Congressional negotiators reached a modest budget agreement Tuesday to restore about $63 billion in automatic spending cuts from programs ranging from parks to the Pentagon, with votes expected in both houses in the next several days.
Officials said the increases would be offset by a variety of spending reductions and increased fees elsewhere in the budget totalling about $85 billion over a decade, leaving enough for a largely symbolic cut of more than $20 billion in the nation's $17 trillion debt.
The deal "reduces the deficit by $23 billion and it does not raise taxes. It cuts spending in a smarter way" than the ones in effect, said Representative Paul Ryan, the Wisconsin Republican who chairs the House Budget Committee and was his party's negotiator in several weeks of secretive talks.
His Democratic counterpart, Senator Patty Murray of Washington, said, "We have broken through the partisanship and gridlock" that could have produced a government shutdown in January.
The offsetting deficit cuts include a requirement for newly hired federal workers to make larger contributions to their own pensions, as well as an increase in a federal airport security fee that would add $5 to the cost of a typical roundtrip flight. Also included were unspecified savings from military retirement programs.
Officials said Democrats had failed in their bid to include an extension of benefits for workers unemployed longer than 26 weeks. The program expires on Dec. 28, when payments will be cut off for an estimated 1.3 million individuals.
Congressional aides predicted bipartisan approval in both houses, despite grumbling from liberals over the omission of the unemployment extension, and even though tea party-aligned groups have already begun pushing Republican conservatives to oppose it.
The budget deal was one of a handful of measures left on Congress' to-do list near the end of a year that produced little by way of compromise.
Officials said that under the agreement, an estimated $63 billion in automatic spending cuts would be restored through the end of the next budget year, which runs to Sept. 30, 2015.

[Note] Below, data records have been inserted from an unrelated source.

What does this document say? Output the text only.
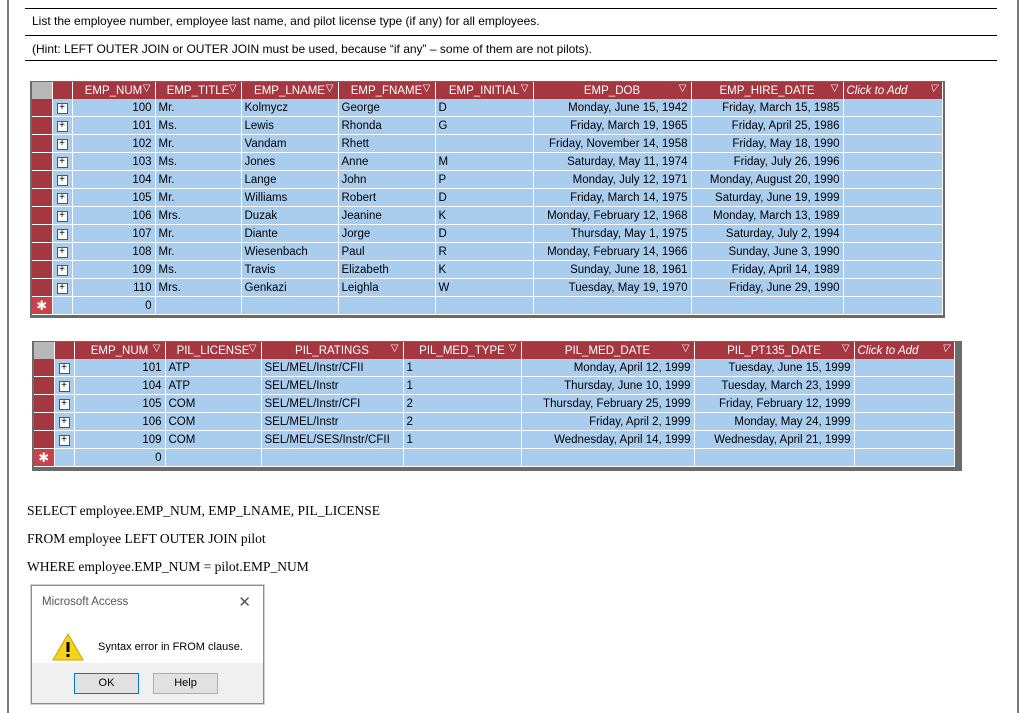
List the employee number, employee last name, and pilot license type (if any) for all employees.
(Hint: LEFT OUTER JOIN or OUTER JOIN must be used, because “if any” – some of them are not pilots).
		EMP_NUM ▽	EMP_TITLE ▽	EMP_LNAME ▽	EMP_FNAME ▽	EMP_INITIAL ▽	EMP_DOB ▽	EMP_HIRE_DATE ▽	Click to Add ▽

	+	100	Mr.	Kolmycz	George	D	Monday, June 15, 1942	Friday, March 15, 1985	
	+	101	Ms.	Lewis	Rhonda	G	Friday, March 19, 1965	Friday, April 25, 1986	
	+	102	Mr.	Vandam	Rhett		Friday, November 14, 1958	Friday, May 18, 1990	
	+	103	Ms.	Jones	Anne	M	Saturday, May 11, 1974	Friday, July 26, 1996	
	+	104	Mr.	Lange	John	P	Monday, July 12, 1971	Monday, August 20, 1990	
	+	105	Mr.	Williams	Robert	D	Friday, March 14, 1975	Saturday, June 19, 1999	
	+	106	Mrs.	Duzak	Jeanine	K	Monday, February 12, 1968	Monday, March 13, 1989	
	+	107	Mr.	Diante	Jorge	D	Thursday, May 1, 1975	Saturday, July 2, 1994	
	+	108	Mr.	Wiesenbach	Paul	R	Monday, February 14, 1966	Sunday, June 3, 1990	
	+	109	Ms.	Travis	Elizabeth	K	Sunday, June 18, 1961	Friday, April 14, 1989	
	+	110	Mrs.	Genkazi	Leighla	W	Tuesday, May 19, 1970	Friday, June 29, 1990	
✱		0							
		EMP_NUM ▽	PIL_LICENSE ▽	PIL_RATINGS ▽	PIL_MED_TYPE ▽	PIL_MED_DATE ▽	PIL_PT135_DATE ▽	Click to Add ▽

	+	101	ATP	SEL/MEL/Instr/CFII	1	Monday, April 12, 1999	Tuesday, June 15, 1999	
	+	104	ATP	SEL/MEL/Instr	1	Thursday, June 10, 1999	Tuesday, March 23, 1999	
	+	105	COM	SEL/MEL/Instr/CFI	2	Thursday, February 25, 1999	Friday, February 12, 1999	
	+	106	COM	SEL/MEL/Instr	2	Friday, April 2, 1999	Monday, May 24, 1999	
	+	109	COM	SEL/MEL/SES/Instr/CFII	1	Wednesday, April 14, 1999	Wednesday, April 21, 1999	
✱		0						
SELECT employee.EMP_NUM, EMP_LNAME, PIL_LICENSE
FROM employee LEFT OUTER JOIN pilot
WHERE employee.EMP_NUM = pilot.EMP_NUM
Microsoft Access	✕
Syntax error in FROM clause.
OK	Help
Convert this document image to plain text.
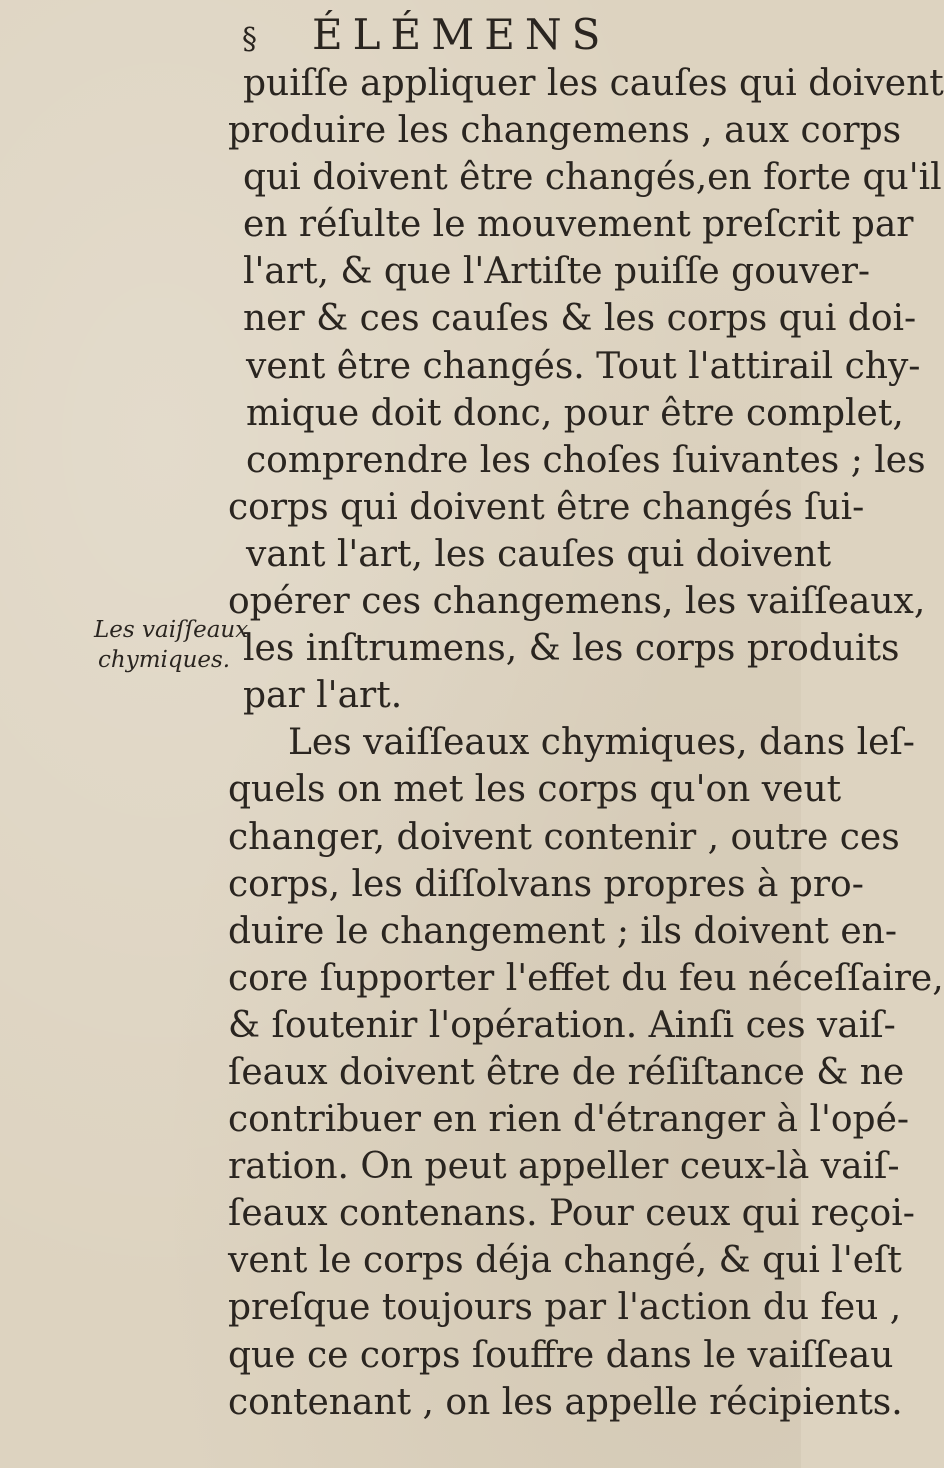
§ ÉLÉMENS
Les vaiſſeaux
chymiques.
puiſſe appliquer les cauſes qui doivent
produire les changemens , aux corps
qui doivent être changés,en forte qu'il
en réſulte le mouvement preſcrit par
l'art, & que l'Artiſte puiſſe gouver-
ner & ces cauſes & les corps qui doi-
vent être changés. Tout l'attirail chy-
mique doit donc, pour être complet,
comprendre les choſes ſuivantes ; les
corps qui doivent être changés ſui-
vant l'art, les cauſes qui doivent
opérer ces changemens, les vaiſſeaux,
les inſtrumens, & les corps produits
par l'art.
Les vaiſſeaux chymiques, dans leſ-
quels on met les corps qu'on veut
changer, doivent contenir , outre ces
corps, les diſſolvans propres à pro-
duire le changement ; ils doivent en-
core ſupporter l'effet du feu néceſſaire,
& ſoutenir l'opération. Ainſi ces vaiſ-
ſeaux doivent être de réſiſtance & ne
contribuer en rien d'étranger à l'opé-
ration. On peut appeller ceux-là vaiſ-
ſeaux contenans. Pour ceux qui reçoi-
vent le corps déja changé, & qui l'eſt
preſque toujours par l'action du feu ,
que ce corps ſouffre dans le vaiſſeau
contenant , on les appelle récipients.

Conservative organizations attacked the proposal as a betrayal of a hard-won 2011 agreement that reduced government spending and is counted as among the main accomplishments of tea party-aligned Republicans who came to power earlier the same year in the House.

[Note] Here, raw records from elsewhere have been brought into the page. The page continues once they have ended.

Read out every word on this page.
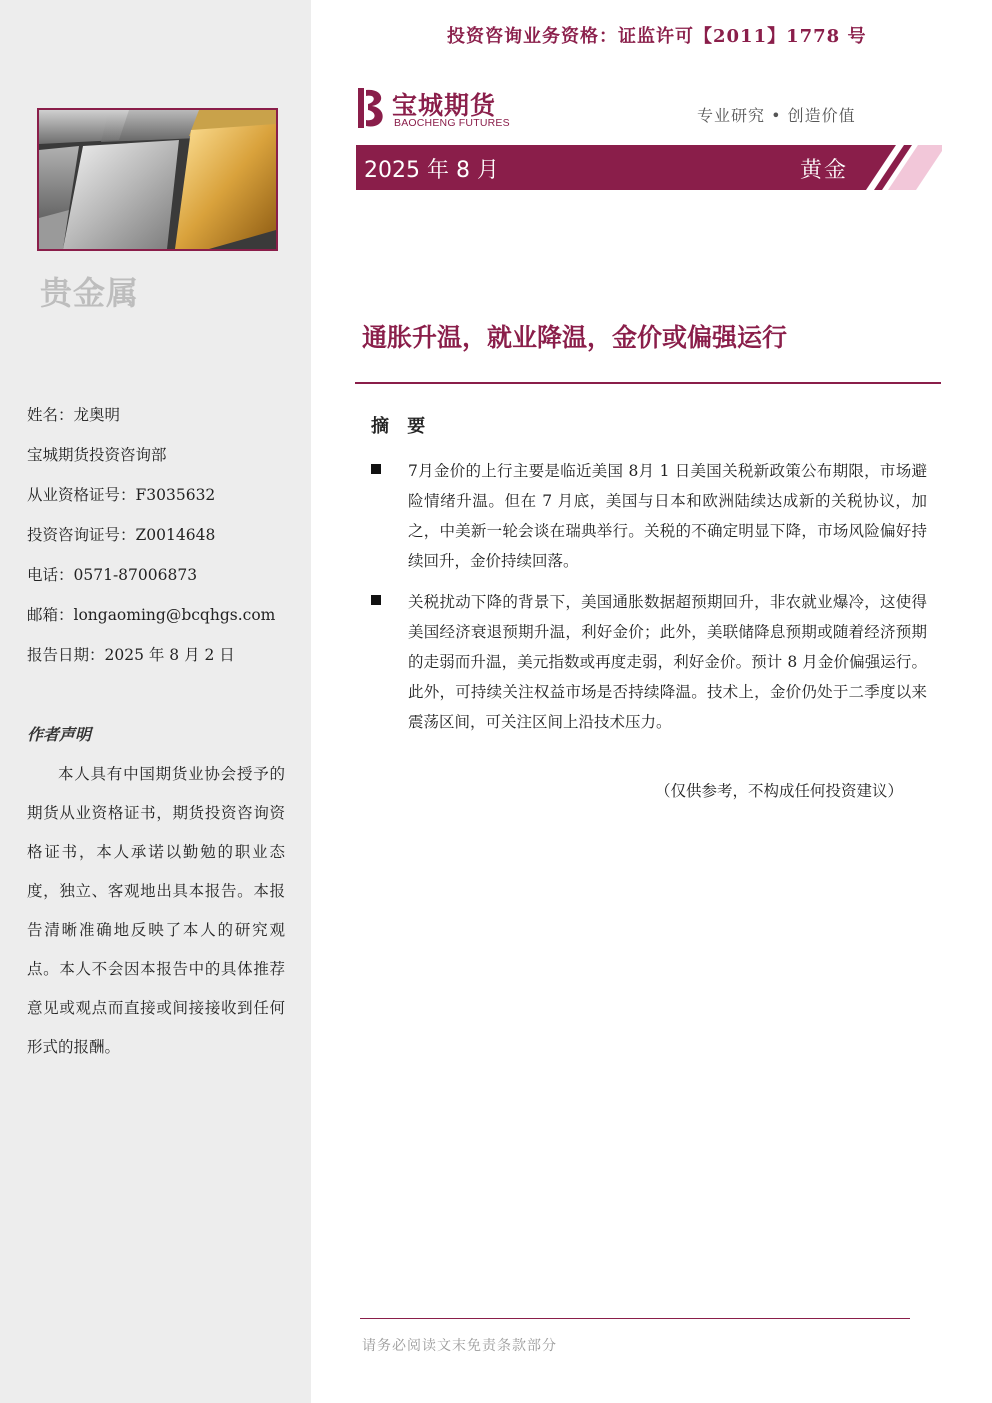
贵金属
姓名：龙奥明
宝城期货投资咨询部
从业资格证号：F3035632
投资咨询证号：Z0014648
电话：0571-87006873
邮箱：longaoming@bcqhgs.com
报告日期：2025 年 8 月 2 日
作者声明
本人具有中国期货业协会授予的期货从业资格证书，期货投资咨询资格证书，本人承诺以勤勉的职业态度，独立、客观地出具本报告。本报告清晰准确地反映了本人的研究观点。本人不会因本报告中的具体推荐意见或观点而直接或间接接收到任何形式的报酬。
投资咨询业务资格：证监许可【2011】1778 号
宝城期货
BAOCHENG FUTURES	专业研究 • 创造价值
2025 年 8 月	黄金
通胀升温，就业降温，金价或偏强运行
摘 要
7月金价的上行主要是临近美国 8月 1 日美国关税新政策公布期限，市场避险情绪升温。但在 7 月底，美国与日本和欧洲陆续达成新的关税协议，加之，中美新一轮会谈在瑞典举行。关税的不确定明显下降，市场风险偏好持续回升，金价持续回落。
关税扰动下降的背景下，美国通胀数据超预期回升，非农就业爆冷，这使得美国经济衰退预期升温，利好金价；此外，美联储降息预期或随着经济预期的走弱而升温，美元指数或再度走弱，利好金价。预计 8 月金价偏强运行。此外，可持续关注权益市场是否持续降温。技术上，金价仍处于二季度以来震荡区间，可关注区间上沿技术压力。
（仅供参考，不构成任何投资建议）
请务必阅读文末免责条款部分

Americans for Prosperity issued a midmorning statement saying that GOP lawmakers should uphold current spending levels. Otherwise, the group said, "congressional Republicans are joining liberal Democrats in breaking their word to the American people to finally begin reining in government overspending that has left us over $17 trillion in debt."

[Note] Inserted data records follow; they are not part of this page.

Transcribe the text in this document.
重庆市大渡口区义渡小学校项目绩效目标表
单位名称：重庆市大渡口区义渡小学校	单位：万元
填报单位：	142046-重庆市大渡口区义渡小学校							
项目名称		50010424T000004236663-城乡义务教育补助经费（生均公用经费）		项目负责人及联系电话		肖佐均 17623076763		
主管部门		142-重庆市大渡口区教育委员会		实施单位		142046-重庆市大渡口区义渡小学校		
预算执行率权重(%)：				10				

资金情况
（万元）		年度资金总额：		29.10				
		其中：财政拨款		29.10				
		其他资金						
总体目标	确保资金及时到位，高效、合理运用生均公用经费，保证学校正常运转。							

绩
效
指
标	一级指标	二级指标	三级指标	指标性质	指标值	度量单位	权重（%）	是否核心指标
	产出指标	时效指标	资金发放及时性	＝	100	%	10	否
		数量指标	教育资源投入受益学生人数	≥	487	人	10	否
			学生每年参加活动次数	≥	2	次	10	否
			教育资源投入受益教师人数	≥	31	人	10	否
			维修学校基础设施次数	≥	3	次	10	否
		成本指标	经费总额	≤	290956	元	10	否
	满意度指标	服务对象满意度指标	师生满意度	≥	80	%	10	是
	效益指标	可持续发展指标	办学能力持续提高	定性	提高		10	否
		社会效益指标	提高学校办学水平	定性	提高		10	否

A day earlier, Heritage Action issued a similar broadside, saying it could not support a deal that "would increase spending in the near-term for promises of woefully inadequate long-term reductions." The group played an influential behind-the-scenes role earlier this fall in events that led to a partial government shutdown, supporting a strategy of refusing to provide needed funds for federal programs until the health care law known as "Obamacare" was defunded.
For their part, liberals were unhappy that the deal was likely to lack an extension of benefits for unemployed workers more than 26 weeks off the job.
The party's leader, Representative Nancy Pelosi of California, said at one point last week that her rank and file would insist on an extension for the unemployment program as a condition for supporting a budget deal.
The White House pointedly refused to support her position, and she later made additional comments that her staff characterized as a clarification.
Given the internal GOP divisions in the House, Speaker John Boehner is likely to need Democratic votes to approve any deal by Ryan and Murray. It was not immediately clear how many Democratic lawmakers would support a plan that lacked an extension of unemployment benefits.
Some Democratic officials suggested a possible two-step solution. It included swift passage of any budget agreement that emerges, and then adding an extension of unemployment benefits to must-pass legislation early next year, perhaps a measure to reverse a looming cut in payments to doctors who treat Medicare patients.